Penerbangan Reguler dari India ke Indonesia Disetop

Penerbangan Reguler dari India ke Indonesia Disetop
Menhub Budi Karya Sumadi

JAKARTA, SENAYANPOST.com - Pemerintah menghentikan sementara penerbangan penumpang dari India ke Indonesia. Peraturan itu akan segera berlaku dalam waktu dekat. 

Menteri Perhubungan Budi Karya Sumadi mengatakan, penyetopan dilakukan karena terjadi gelombang ketiga varian baru kasus Covid-19 di India. 

Kasus aktif negara itu mencapai 15 juta kasus dengan peningkatan lebih dari 300.000 kasus per hari. 

"Kami nyatakan tidak ada penerbangan reguler. Kita punya sikap untuk melakukan secara selektif terhadap penerbangan dari India, di antaranya adalah membatasi penerbangan," kata Budi Karya Sumadi, Jumat (23/4/2021).

Namun kata Budi, penyetopan tidak berlaku bagi penerbangan kargo. Penerbangan kargo masih diizinkan, namun tetap diatur secara selektif. 

Penerbangan kargo tetap diperlukan mengingat banyak barang-barang yang dibutuhkan RI dari India, salah satunya vaksin Covid-19. 

"Kargo dimungkinkan itupun juga dilakukan secara selektif. Kita tahu, kita membutuhkan pergerakan kargo dari India, di antaranya vaksin. Saya pikir ini menjadi satu prioritas," ujar Budi dilansir Kompas.com. 

Jika ada pergerakan kargo dari luar ke dalam maupun sebaliknya, pemerintah sudah menyiapkan beberapa jalur darat, laut dan udara. 

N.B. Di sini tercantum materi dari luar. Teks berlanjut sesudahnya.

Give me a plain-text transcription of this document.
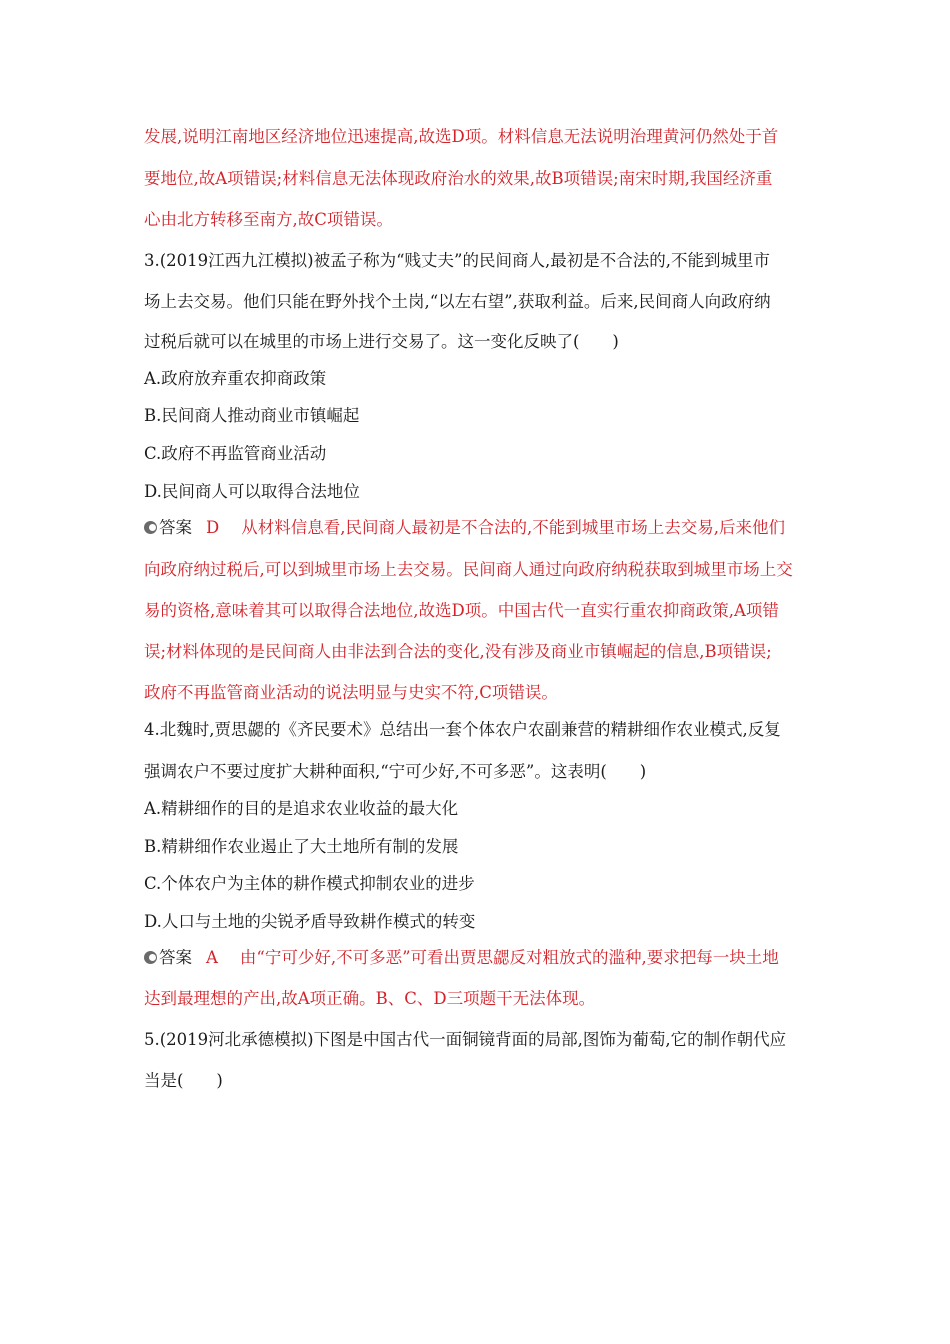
发展,说明江南地区经济地位迅速提高,故选D项。材料信息无法说明治理黄河仍然处于首
要地位,故A项错误;材料信息无法体现政府治水的效果,故B项错误;南宋时期,我国经济重
心由北方转移至南方,故C项错误。
3.(2019江西九江模拟)被孟子称为“贱丈夫”的民间商人,最初是不合法的,不能到城里市
场上去交易。他们只能在野外找个土岗,“以左右望”,获取利益。后来,民间商人向政府纳
过税后就可以在城里的市场上进行交易了。这一变化反映了(　　)
A.政府放弃重农抑商政策
B.民间商人推动商业市镇崛起
C.政府不再监管商业活动
D.民间商人可以取得合法地位
答案 D 从材料信息看,民间商人最初是不合法的,不能到城里市场上去交易,后来他们
向政府纳过税后,可以到城里市场上去交易。民间商人通过向政府纳税获取到城里市场上交
易的资格,意味着其可以取得合法地位,故选D项。中国古代一直实行重农抑商政策,A项错
误;材料体现的是民间商人由非法到合法的变化,没有涉及商业市镇崛起的信息,B项错误;
政府不再监管商业活动的说法明显与史实不符,C项错误。
4.北魏时,贾思勰的《齐民要术》总结出一套个体农户农副兼营的精耕细作农业模式,反复
强调农户不要过度扩大耕种面积,“宁可少好,不可多恶”。这表明(　　)
A.精耕细作的目的是追求农业收益的最大化
B.精耕细作农业遏止了大土地所有制的发展
C.个体农户为主体的耕作模式抑制农业的进步
D.人口与土地的尖锐矛盾导致耕作模式的转变
答案 A 由“宁可少好,不可多恶”可看出贾思勰反对粗放式的滥种,要求把每一块土地
达到最理想的产出,故A项正确。B、C、D三项题干无法体现。
5.(2019河北承德模拟)下图是中国古代一面铜镜背面的局部,图饰为葡萄,它的制作朝代应
当是(　　)
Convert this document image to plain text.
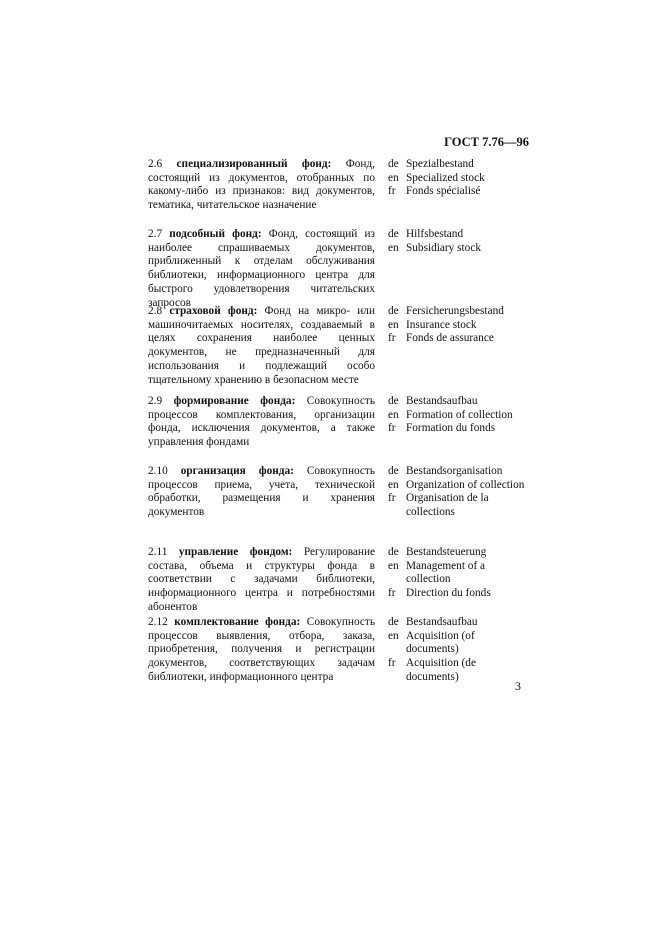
ГОСТ 7.76—96
2.6 специализированный фонд: Фонд, состоящий из документов, отобранных по какому-либо из признаков: вид документов, тематика, читательское назначение
de Spezialbestand
en Specialized stock
fr Fonds spécialisé
2.7 подсобный фонд: Фонд, состоящий из наиболее спрашиваемых документов, приближенный к отделам обслуживания библиотеки, информационного центра для быстрого удовлетворения читательских запросов
de Hilfsbestand
en Subsidiary stock
2.8 страховой фонд: Фонд на микро- или машиночитаемых носителях, создаваемый в целях сохранения наиболее ценных документов, не предназначенный для использования и подлежащий особо тщательному хранению в безопасном месте
de Fersicherungsbestand
en Insurance stock
fr Fonds de assurance
2.9 формирование фонда: Совокупность процессов комплектования, организации фонда, исключения документов, а также управления фондами
de Bestandsaufbau
en Formation of collection
fr Formation du fonds
2.10 организация фонда: Совокупность процессов приема, учета, технической обработки, размещения и хранения документов
de Bestandsorganisation
en Organization of collection
fr Organisation de la collections
2.11 управление фондом: Регулирование состава, объема и структуры фонда в соответствии с задачами библиотеки, информационного центра и потребностями абонентов
de Bestandsteuerung
en Management of a collection
fr Direction du fonds
2.12 комплектование фонда: Совокупность процессов выявления, отбора, заказа, приобретения, получения и регистрации документов, соответствующих задачам библиотеки, информационного центра
de Bestandsaufbau
en Acquisition (of documents)
fr Acquisition (de documents)
3
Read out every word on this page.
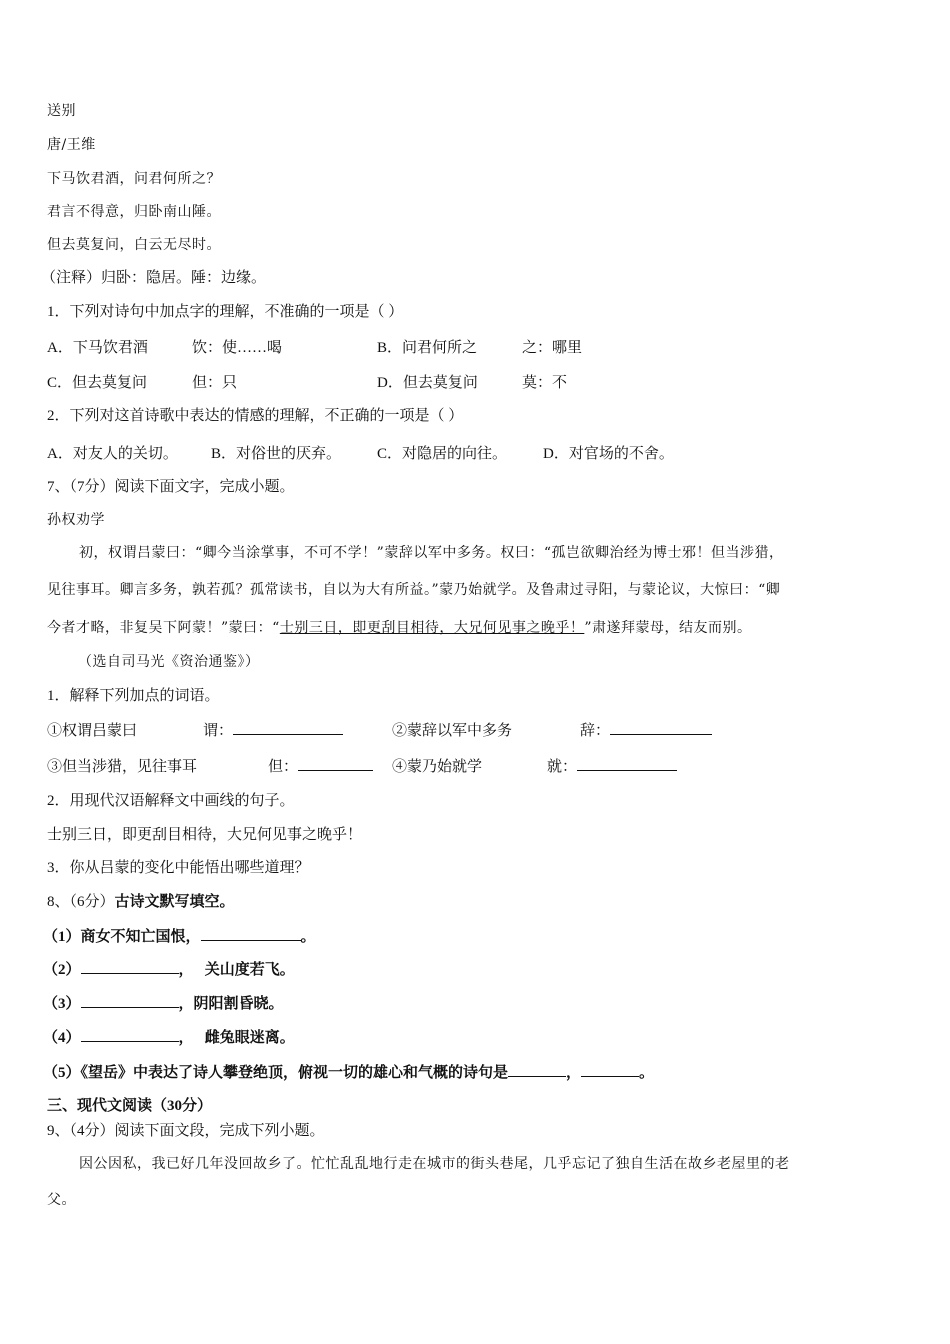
送别
唐/王维
下马饮君酒，问君何所之？
君言不得意，归卧南山陲。
但去莫复问，白云无尽时。
（注释）归卧：隐居。陲：边缘。
1．下列对诗句中加点字的理解，不准确的一项是（ ）
A．下马饮君酒	饮：使……喝	B．问君何所之	之：哪里
C．但去莫复问	但：只	D．但去莫复问	莫：不
2．下列对这首诗歌中表达的情感的理解，不正确的一项是（ ）
A．对友人的关切。 B．对俗世的厌弃。 C．对隐居的向往。 D．对官场的不舍。
7、（7分）阅读下面文字，完成小题。
孙权劝学
初，权谓吕蒙曰：“卿今当涂掌事，不可不学！”蒙辞以军中多务。权曰：“孤岂欲卿治经为博士邪！但当涉猎，
见往事耳。卿言多务，孰若孤？孤常读书，自以为大有所益。”蒙乃始就学。及鲁肃过寻阳，与蒙论议，大惊曰：“卿
今者才略，非复吴下阿蒙！”蒙曰：“士别三日，即更刮目相待，大兄何见事之晚乎！”肃遂拜蒙母，结友而别。
（选自司马光《资治通鉴》）
1．解释下列加点的词语。
①权谓吕蒙曰	谓：	②蒙辞以军中多务	辞：
③但当涉猎，见往事耳	但：	④蒙乃始就学	就：
2．用现代汉语解释文中画线的句子。
士别三日，即更刮目相待，大兄何见事之晚乎！
3．你从吕蒙的变化中能悟出哪些道理？
8、（6分）古诗文默写填空。
（1）商女不知亡国恨，	。
（2）	，   关山度若飞。
（3）	，阴阳割昏晓。
（4）	，   雌兔眼迷离。
（5）《望岳》中表达了诗人攀登绝顶，俯视一切的雄心和气概的诗句是	，	。
三、现代文阅读（30分）
9、（4分）阅读下面文段，完成下列小题。
因公因私，我已好几年没回故乡了。忙忙乱乱地行走在城市的街头巷尾，几乎忘记了独自生活在故乡老屋里的老
父。
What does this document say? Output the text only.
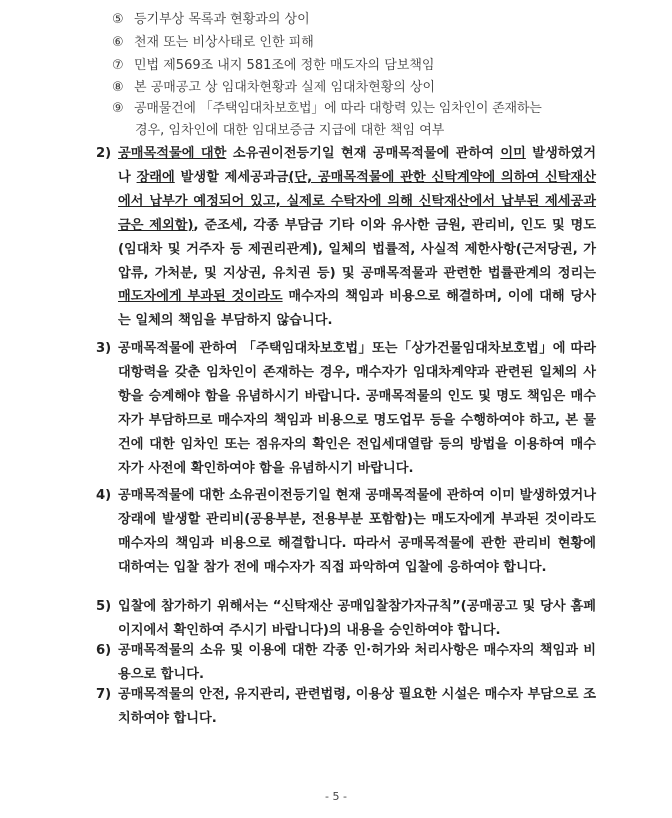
⑤ 등기부상 목록과 현황과의 상이
⑥ 천재 또는 비상사태로 인한 피해
⑦ 민법 제569조 내지 581조에 정한 매도자의 담보책임
⑧ 본 공매공고 상 임대차현황과 실제 임대차현황의 상이
⑨ 공매물건에 「주택임대차보호법」에 따라 대항력 있는 임차인이 존재하는
경우, 임차인에 대한 임대보증금 지급에 대한 책임 여부
2) 공매목적물에 대한 소유권이전등기일 현재 공매목적물에 관하여 이미 발생하였거나 장래에 발생할 제세공과금(단, 공매목적물에 관한 신탁계약에 의하여 신탁재산에서 납부가 예정되어 있고, 실제로 수탁자에 의해 신탁재산에서 납부된 제세공과금은 제외함), 준조세, 각종 부담금 기타 이와 유사한 금원, 관리비, 인도 및 명도(임대차 및 거주자 등 제권리관계), 일체의 법률적, 사실적 제한사항(근저당권, 가압류, 가처분, 및 지상권, 유치권 등) 및 공매목적물과 관련한 법률관계의 정리는 매도자에게 부과된 것이라도 매수자의 책임과 비용으로 해결하며, 이에 대해 당사는 일체의 책임을 부담하지 않습니다.
3) 공매목적물에 관하여 「주택임대차보호법」또는「상가건물임대차보호법」에 따라 대항력을 갖춘 임차인이 존재하는 경우, 매수자가 임대차계약과 관련된 일체의 사항을 승계해야 함을 유념하시기 바랍니다. 공매목적물의 인도 및 명도 책임은 매수자가 부담하므로 매수자의 책임과 비용으로 명도업무 등을 수행하여야 하고, 본 물건에 대한 임차인 또는 점유자의 확인은 전입세대열람 등의 방법을 이용하여 매수자가 사전에 확인하여야 함을 유념하시기 바랍니다.
4) 공매목적물에 대한 소유권이전등기일 현재 공매목적물에 관하여 이미 발생하였거나 장래에 발생할 관리비(공용부분, 전용부분 포함함)는 매도자에게 부과된 것이라도 매수자의 책임과 비용으로 해결합니다. 따라서 공매목적물에 관한 관리비 현황에 대하여는 입찰 참가 전에 매수자가 직접 파악하여 입찰에 응하여야 합니다.
5) 입찰에 참가하기 위해서는 “신탁재산 공매입찰참가자규칙”(공매공고 및 당사 홈페이지에서 확인하여 주시기 바랍니다)의 내용을 승인하여야 합니다.
6) 공매목적물의 소유 및 이용에 대한 각종 인·허가와 처리사항은 매수자의 책임과 비용으로 합니다.
7) 공매목적물의 안전, 유지관리, 관련법령, 이용상 필요한 시설은 매수자 부담으로 조치하여야 합니다.
- 5 -
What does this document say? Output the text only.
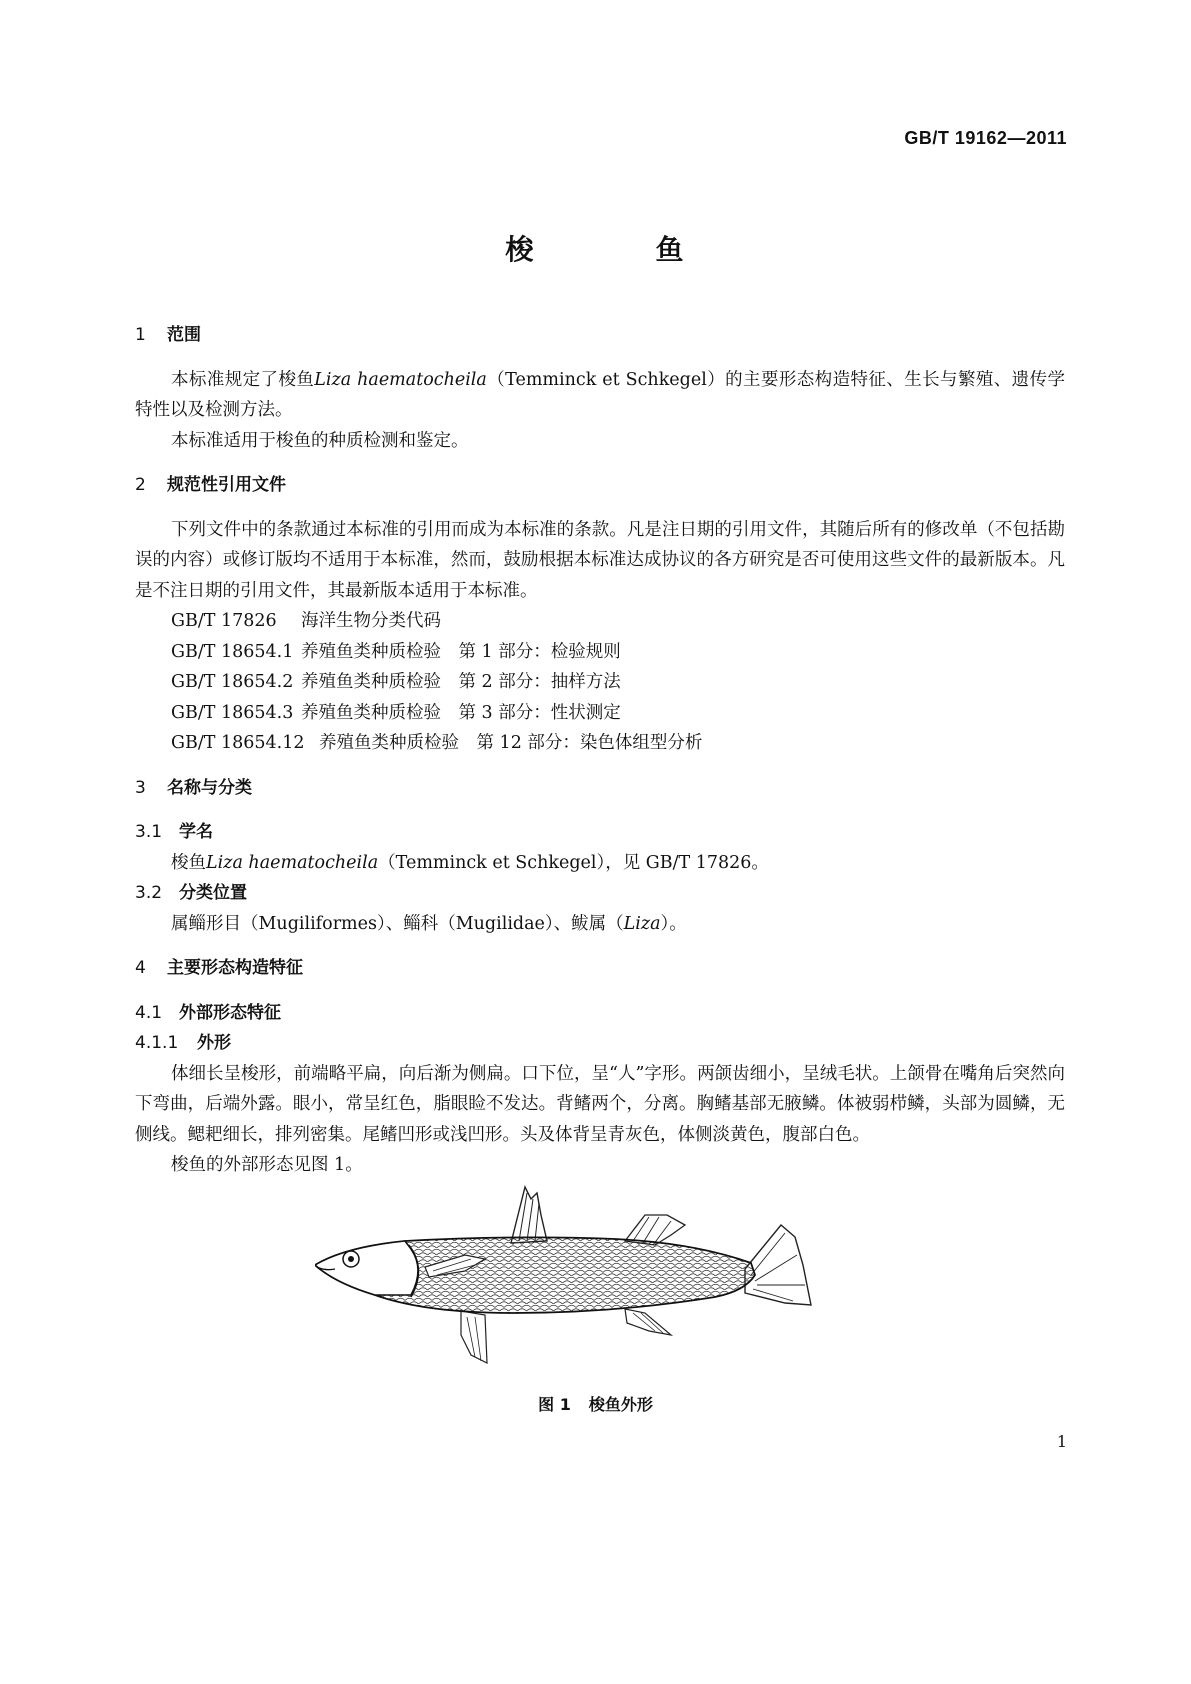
GB/T 19162—2011
梭	鱼

1 范围

本标准规定了梭鱼Liza haematocheila（Temminck et Schkegel）的主要形态构造特征、生长与繁殖、遗传学特性以及检测方法。

本标准适用于梭鱼的种质检测和鉴定。

2 规范性引用文件

下列文件中的条款通过本标准的引用而成为本标准的条款。凡是注日期的引用文件，其随后所有的修改单（不包括勘误的内容）或修订版均不适用于本标准，然而，鼓励根据本标准达成协议的各方研究是否可使用这些文件的最新版本。凡是不注日期的引用文件，其最新版本适用于本标准。

GB/T 17826 海洋生物分类代码

GB/T 18654.1 养殖鱼类种质检验　第 1 部分：检验规则

GB/T 18654.2 养殖鱼类种质检验　第 2 部分：抽样方法

GB/T 18654.3 养殖鱼类种质检验　第 3 部分：性状测定

GB/T 18654.12 养殖鱼类种质检验　第 12 部分：染色体组型分析

3 名称与分类

3.1 学名

梭鱼Liza haematocheila（Temminck et Schkegel），见 GB/T 17826。

3.2 分类位置

属鲻形目（Mugiliformes）、鲻科（Mugilidae）、鲅属（Liza）。

4 主要形态构造特征

4.1 外部形态特征

4.1.1 外形

体细长呈梭形，前端略平扁，向后渐为侧扁。口下位，呈“人”字形。两颌齿细小，呈绒毛状。上颌骨在嘴角后突然向下弯曲，后端外露。眼小，常呈红色，脂眼睑不发达。背鳍两个，分离。胸鳍基部无腋鳞。体被弱栉鳞，头部为圆鳞，无侧线。鳃耙细长，排列密集。尾鳍凹形或浅凹形。头及体背呈青灰色，体侧淡黄色，腹部白色。

梭鱼的外部形态见图 1。

图 1 梭鱼外形
1
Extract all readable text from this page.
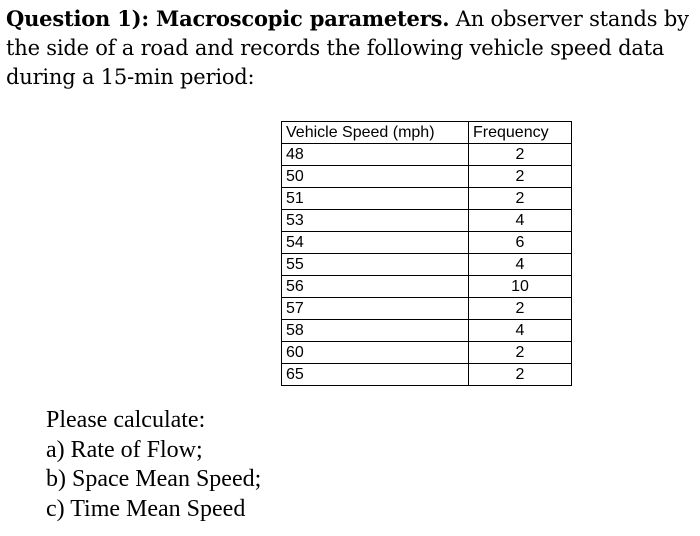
Question 1): Macroscopic parameters. An observer stands by the side of a road and records the following vehicle speed data during a 15-min period:
Vehicle Speed (mph)	Frequency
48	2
50	2
51	2
53	4
54	6
55	4
56	10
57	2
58	4
60	2
65	2
Please calculate:
a) Rate of Flow;
b) Space Mean Speed;
c) Time Mean Speed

Beberapa jalur yang dimaksud, antara lain Bandara Soekarno Hatta, Bandara Sam Ratulangi, Bandara Juanda, dan Bandara Kualanamu. 

"Di (jalur) laut ada tiga yang kita berikan kesempatan, (yaitu) di Dumai, Batam, dan Tanjung Pinang. (Jalur) darat adalah Entikong dan Malinau," papar Budi.

Nantinya, penyetopan sementara penerbangan penumpang dari India akan diatur searah dengan Surat Edaran Dirjen Imigrasi Kementerian Hukum dan Ham tertanggal 25 April 2021.

Beleid tersebut bakal mengatur penyetopan sementara pembuatan visa dan izin tinggal Warga Negara Asing (WNA) dari India mulai Minggu, 25 April 2021.

"Tentu kita melakukan kordinasi dengan baik dengan para sektor (K/L), menyikapi itu. Saya pikir antara kemenhub, Kemenkes, Kemenlu, akan berkoordinasi secara intensif agar semuanya berjalan dengan baik," pungkas Budi.